The combined impact of these two sampling errors was enough that the polling position under-stated the Conservative position by 2-3% and over-stated Labour's by a similar margin. This appears broadly in-line with the scope of the error in the US 2016 election. Moreover, the General Election 2015 polling also struggled to cope with shifts in votes for "other" parties; in particular, the collapse of the vote for the Liberal Democrats (the UK's traditional third party) and the spread of votes for UKIP (which had been expected to hurt the Conservatives more than Labour, but ended up doing the opposite).
Our other polling controversy was, of course, the Brexit vote. However, it's debatable whether there was ever an actual polling failure here. There were 34 polls carried out by BPC-affiliated firms during the formal campaign period. Of these, 17 showed a lead for Leave and 14 for Remain, with 3 showing a dead-heat. It's true that polls in the final few days generally favoured Remain, but a high level of postal-voting meant that a good portion of the electorate had voted a fortnight or so earlier, when Leave's campaign was peaking. You could, therefore, argue that the polling industry collectively and correctly predicted a very tight race, with a probability of a small victory for Leave.
However, this isn't how the Brexit vote polling was reported. There was a stark divide in the polls between those conducted via phone, which showed, a lead for Remain, and those conducted online via pre-selected panels, which showed a leave for Leave. Inexplicably, the media chose to attach much more weight to the phone polls and reported a narrative throughout the campaign which put a Remain victory as by far the most likely outcome.
There hasn't been quite such a detailed post-mortem of the Brexit polling, but what we have seen suggests that yet again, sampling and weighting problems were to blame. Pollsters traditionally weight down low-income and low-education voters in their samples, as these demographics have historically been less likely to turn out on polling day. This long-established trend did not, however, hold true for the Brexit vote. Those voters turned out in roughly the same proportion as the rest of the electorate and tended to vote Leave. The impact of this was probably worth a 2-3% swing between the polling and the actual result.

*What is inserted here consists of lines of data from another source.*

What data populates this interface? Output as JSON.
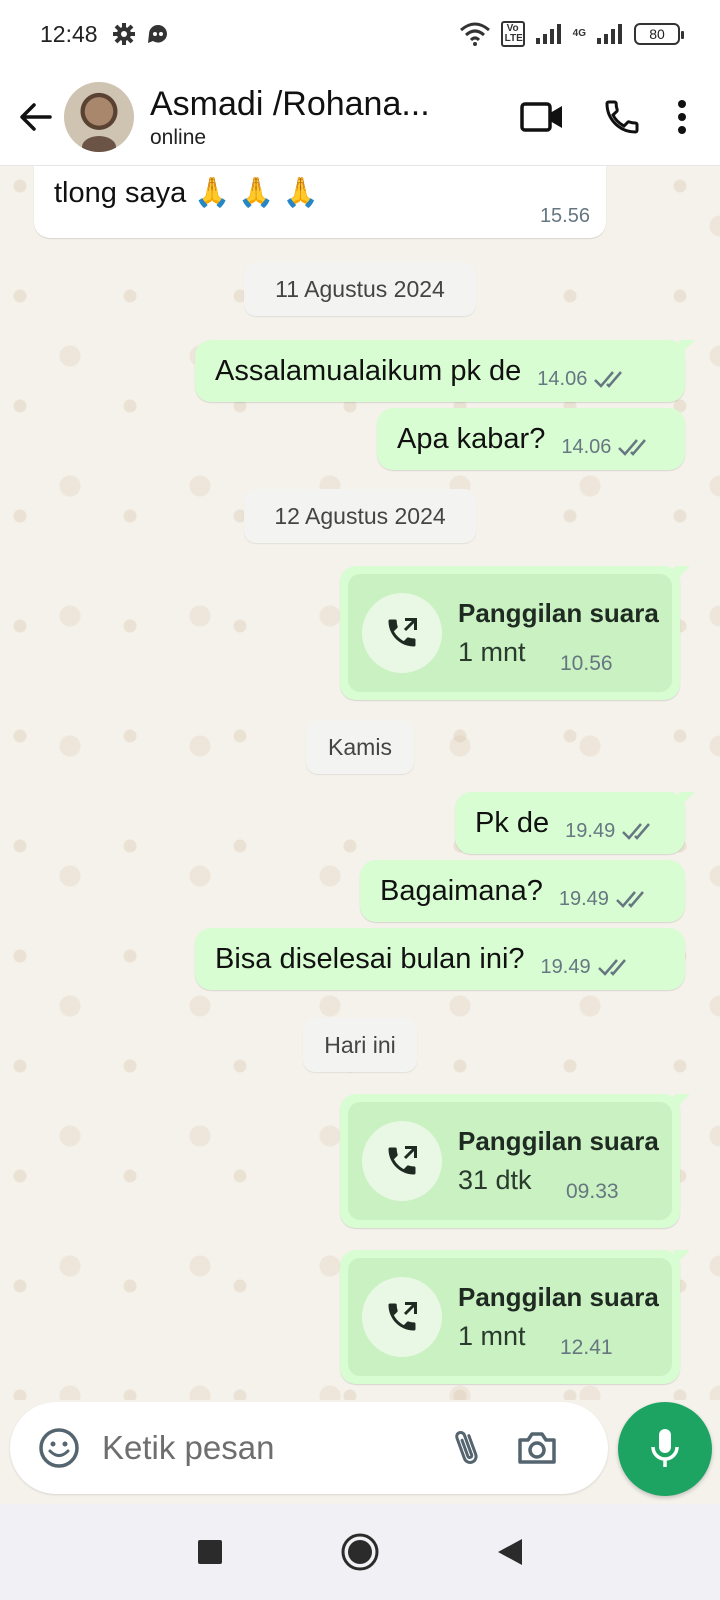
{
  "status_bar": {
    "time": "12:48",
    "battery": "80",
    "volte_label": "Vo LTE",
    "network_label": "4G"
  },
  "header": {
    "contact_name": "Asmadi /Rohana...",
    "contact_status": "online"
  },
  "composer": {
    "placeholder": "Ketik pesan"
  },
  "messages": {
    "m0": {
      "text": "tlong saya 🙏 🙏 🙏",
      "time": "15.56"
    },
    "d1": "11 Agustus 2024",
    "m1": {
      "text": "Assalamualaikum pk de",
      "time": "14.06"
    },
    "m2": {
      "text": "Apa kabar?",
      "time": "14.06"
    },
    "d2": "12 Agustus 2024",
    "c1": {
      "title": "Panggilan suara",
      "duration": "1 mnt",
      "time": "10.56"
    },
    "d3": "Kamis",
    "m3": {
      "text": "Pk de",
      "time": "19.49"
    },
    "m4": {
      "text": "Bagaimana?",
      "time": "19.49"
    },
    "m5": {
      "text": "Bisa diselesai bulan ini?",
      "time": "19.49"
    },
    "d4": "Hari ini",
    "c2": {
      "title": "Panggilan suara",
      "duration": "31 dtk",
      "time": "09.33"
    },
    "c3": {
      "title": "Panggilan suara",
      "duration": "1 mnt",
      "time": "12.41"
    }
  },
  "colors": {
    "outgoing_bubble": "#d9fdd3",
    "call_card": "#c9f1c1",
    "accent_green": "#1da462",
    "read_ticks": "#667781"
  },
  "icons": [
    "settings-icon",
    "notification-icon",
    "wifi-icon",
    "signal-icon",
    "back-arrow-icon",
    "video-call-icon",
    "voice-call-icon",
    "more-options-icon",
    "outgoing-call-icon",
    "double-check-icon",
    "emoji-icon",
    "attach-icon",
    "camera-icon",
    "microphone-icon",
    "nav-recents-icon",
    "nav-home-icon",
    "nav-back-icon"
  ]
}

I haven't yet seen any really substantial data-driven analysis of why the US 2016 election polling was wrong. And it was wrong; this wasn't like the Brexit vote where the media just ran with the wrong narrative from the polling. However, before claiming widescale lying to pollsters (which has never been found in statistically significant levels before), it would be better to look at polling methodology; to look at how the pollsters were selecting and weighting their samples and whether there were any historically unprecedented trends in turnout.
It might not act as such a fuzzy political comfort blanket, but it is a more useful way to understand what really happened.